Common mistakes to avoid

  • Using the CV on interval-scale data. The CV is only valid on a ratio scale with a true zero, such as length, mass, or count. Applying it to temperature in Celsius or Fahrenheit, or to calendar years, gives a meaningless number because the zero point is arbitrary.
  • Computing the CV when the mean is near zero. Dividing by a mean close to zero makes the CV blow up to huge or unstable values, and a mean of exactly zero leaves it undefined. For data centred near zero, report the standard deviation instead.
  • Mixing up sample and population standard deviation. Sample SD divides by n-1 and population SD divides by n, so they give slightly different CVs. Use the sample version for a sample of a larger group and the population version only when your data is the entire group.
  • Forgetting the percentage multiplier. CV is usually reported as a percentage, so multiply the SD-over-mean ratio by 100. A ratio of 0.4 is a CV of 40%, not 0.4%. Reporting the raw ratio confuses readers expecting a percent.

Glossary

Coefficient of variation (CV)
The standard deviation divided by the mean, times 100. A unitless measure of relative variability, expressed as a percentage.
Relative standard deviation (RSD)
Another name for the coefficient of variation, used widely in chemistry and lab work.
Standard deviation
A measure of how far the values typically fall from the mean, in the same units as the data.
Mean
The arithmetic average: the sum of the values divided by how many there are.
Ratio scale
A measurement scale with a true, meaningful zero (length, mass, count), where ratios between values make sense.
Sample vs population
A sample is a subset drawn from a larger group; the population is the entire group. The sample SD divides by n-1, the population SD by n.

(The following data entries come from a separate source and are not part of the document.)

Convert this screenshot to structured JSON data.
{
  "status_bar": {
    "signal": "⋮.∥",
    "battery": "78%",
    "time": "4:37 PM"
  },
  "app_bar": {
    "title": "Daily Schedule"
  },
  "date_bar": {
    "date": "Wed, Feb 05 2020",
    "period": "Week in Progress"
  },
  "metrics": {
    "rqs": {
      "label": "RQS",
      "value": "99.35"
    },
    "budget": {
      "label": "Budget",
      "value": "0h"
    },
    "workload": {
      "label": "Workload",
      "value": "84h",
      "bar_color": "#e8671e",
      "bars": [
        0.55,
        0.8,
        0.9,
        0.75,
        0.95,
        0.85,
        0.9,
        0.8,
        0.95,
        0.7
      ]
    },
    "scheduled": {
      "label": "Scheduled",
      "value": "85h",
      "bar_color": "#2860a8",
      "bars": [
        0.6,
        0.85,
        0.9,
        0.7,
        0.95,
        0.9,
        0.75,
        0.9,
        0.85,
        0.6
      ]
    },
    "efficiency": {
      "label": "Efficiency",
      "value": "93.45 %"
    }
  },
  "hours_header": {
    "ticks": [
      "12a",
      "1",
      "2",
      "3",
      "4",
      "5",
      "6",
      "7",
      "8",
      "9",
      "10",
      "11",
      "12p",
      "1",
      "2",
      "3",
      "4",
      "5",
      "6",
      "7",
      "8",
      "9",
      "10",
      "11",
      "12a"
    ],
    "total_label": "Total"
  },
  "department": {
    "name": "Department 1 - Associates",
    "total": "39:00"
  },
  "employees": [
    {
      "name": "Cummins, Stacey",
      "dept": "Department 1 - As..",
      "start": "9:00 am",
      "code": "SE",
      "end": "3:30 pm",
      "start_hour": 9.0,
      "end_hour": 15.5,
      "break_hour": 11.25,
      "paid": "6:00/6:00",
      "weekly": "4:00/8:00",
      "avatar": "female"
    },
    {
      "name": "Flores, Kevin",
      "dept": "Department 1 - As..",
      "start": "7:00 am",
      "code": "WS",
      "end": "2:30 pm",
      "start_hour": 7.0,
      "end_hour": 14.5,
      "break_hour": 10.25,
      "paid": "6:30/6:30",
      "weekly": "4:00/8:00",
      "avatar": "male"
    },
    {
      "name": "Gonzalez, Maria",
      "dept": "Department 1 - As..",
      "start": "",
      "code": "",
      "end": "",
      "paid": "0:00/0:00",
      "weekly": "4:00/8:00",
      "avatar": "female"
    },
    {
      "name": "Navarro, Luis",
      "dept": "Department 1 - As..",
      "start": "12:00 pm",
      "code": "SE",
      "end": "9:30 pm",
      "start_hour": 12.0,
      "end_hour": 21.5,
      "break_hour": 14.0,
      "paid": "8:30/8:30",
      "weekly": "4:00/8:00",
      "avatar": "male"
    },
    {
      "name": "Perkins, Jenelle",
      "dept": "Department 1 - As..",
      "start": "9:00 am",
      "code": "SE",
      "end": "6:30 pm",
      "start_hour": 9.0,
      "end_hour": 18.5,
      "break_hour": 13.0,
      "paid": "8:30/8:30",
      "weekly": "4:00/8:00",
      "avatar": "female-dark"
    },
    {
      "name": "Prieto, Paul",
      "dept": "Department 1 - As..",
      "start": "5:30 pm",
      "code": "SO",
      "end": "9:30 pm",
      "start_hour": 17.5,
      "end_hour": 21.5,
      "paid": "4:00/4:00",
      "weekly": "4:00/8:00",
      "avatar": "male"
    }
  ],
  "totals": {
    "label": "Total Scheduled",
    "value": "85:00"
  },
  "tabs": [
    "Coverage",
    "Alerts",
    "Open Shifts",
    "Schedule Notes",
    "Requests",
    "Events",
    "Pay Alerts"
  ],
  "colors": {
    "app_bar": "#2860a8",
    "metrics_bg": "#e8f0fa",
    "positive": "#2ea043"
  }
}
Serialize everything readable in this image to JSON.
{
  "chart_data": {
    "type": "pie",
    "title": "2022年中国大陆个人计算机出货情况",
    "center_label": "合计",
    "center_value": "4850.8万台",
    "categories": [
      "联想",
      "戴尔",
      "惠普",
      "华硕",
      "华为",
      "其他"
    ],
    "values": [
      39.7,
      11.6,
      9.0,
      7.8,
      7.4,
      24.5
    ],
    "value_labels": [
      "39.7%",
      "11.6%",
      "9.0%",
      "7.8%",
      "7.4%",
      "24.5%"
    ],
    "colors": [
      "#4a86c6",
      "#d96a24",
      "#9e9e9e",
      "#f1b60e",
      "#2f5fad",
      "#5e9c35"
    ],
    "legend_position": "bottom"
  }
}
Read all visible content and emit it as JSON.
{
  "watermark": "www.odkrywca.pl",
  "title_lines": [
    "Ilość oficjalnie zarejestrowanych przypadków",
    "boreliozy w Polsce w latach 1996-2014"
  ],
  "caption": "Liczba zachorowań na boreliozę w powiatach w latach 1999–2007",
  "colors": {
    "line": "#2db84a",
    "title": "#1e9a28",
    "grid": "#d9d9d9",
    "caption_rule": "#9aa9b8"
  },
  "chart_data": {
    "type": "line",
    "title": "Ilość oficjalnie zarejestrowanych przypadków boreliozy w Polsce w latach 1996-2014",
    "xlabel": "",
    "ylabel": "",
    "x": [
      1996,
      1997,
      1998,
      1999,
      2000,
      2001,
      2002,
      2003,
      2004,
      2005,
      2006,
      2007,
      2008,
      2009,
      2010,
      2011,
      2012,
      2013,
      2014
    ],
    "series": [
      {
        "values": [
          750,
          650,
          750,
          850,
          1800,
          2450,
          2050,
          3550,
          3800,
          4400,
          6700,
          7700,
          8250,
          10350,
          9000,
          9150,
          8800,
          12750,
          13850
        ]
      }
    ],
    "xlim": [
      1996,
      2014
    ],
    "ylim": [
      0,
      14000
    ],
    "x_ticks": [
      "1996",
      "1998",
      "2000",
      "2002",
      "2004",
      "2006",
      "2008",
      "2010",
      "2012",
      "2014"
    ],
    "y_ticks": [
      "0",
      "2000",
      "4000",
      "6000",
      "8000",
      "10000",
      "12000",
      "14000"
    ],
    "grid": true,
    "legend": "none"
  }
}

Frequently asked questions

What is the coefficient of variation?

The coefficient of variation (CV) is the standard deviation divided by the mean, multiplied by 100 to give a percentage. It measures how large the spread of a data set is relative to its average, so it is often called relative variability or relative standard deviation.

How do I calculate the coefficient of variation?

Find the mean of your data, find the standard deviation, then compute CV = (standard deviation / mean) x 100. This calculator does it automatically and shows the result using both the sample standard deviation (divide by n-1) and the population standard deviation (divide by n).

Is the coefficient of variation the same as relative standard deviation?

Yes. Relative standard deviation (RSD) is just another name for the coefficient of variation. The two terms are interchangeable, with RSD being more common in laboratory and analytical chemistry contexts.

What is a good coefficient of variation?

It depends on the field. In quality control a CV under about 2% to 5% is considered very precise. More broadly, under 10% is low variability, 10% to 30% is moderate to high, and over 30% means the values are very scattered relative to the mean. Always judge it against norms for your own data.

Why use the CV instead of the standard deviation?

The standard deviation is in the units of your data, so you cannot fairly compare a spread in millimetres with one in grams, or compare two data sets with very different means. The CV is unitless, so it puts relative variability on one common scale and makes such comparisons valid.

What happens when the mean is zero?

The coefficient of variation is undefined when the mean is zero, because the formula divides by the mean. When the mean is merely close to zero, the CV becomes very large and unstable. In those cases report the standard deviation instead, or use a measure suited to data centred near zero.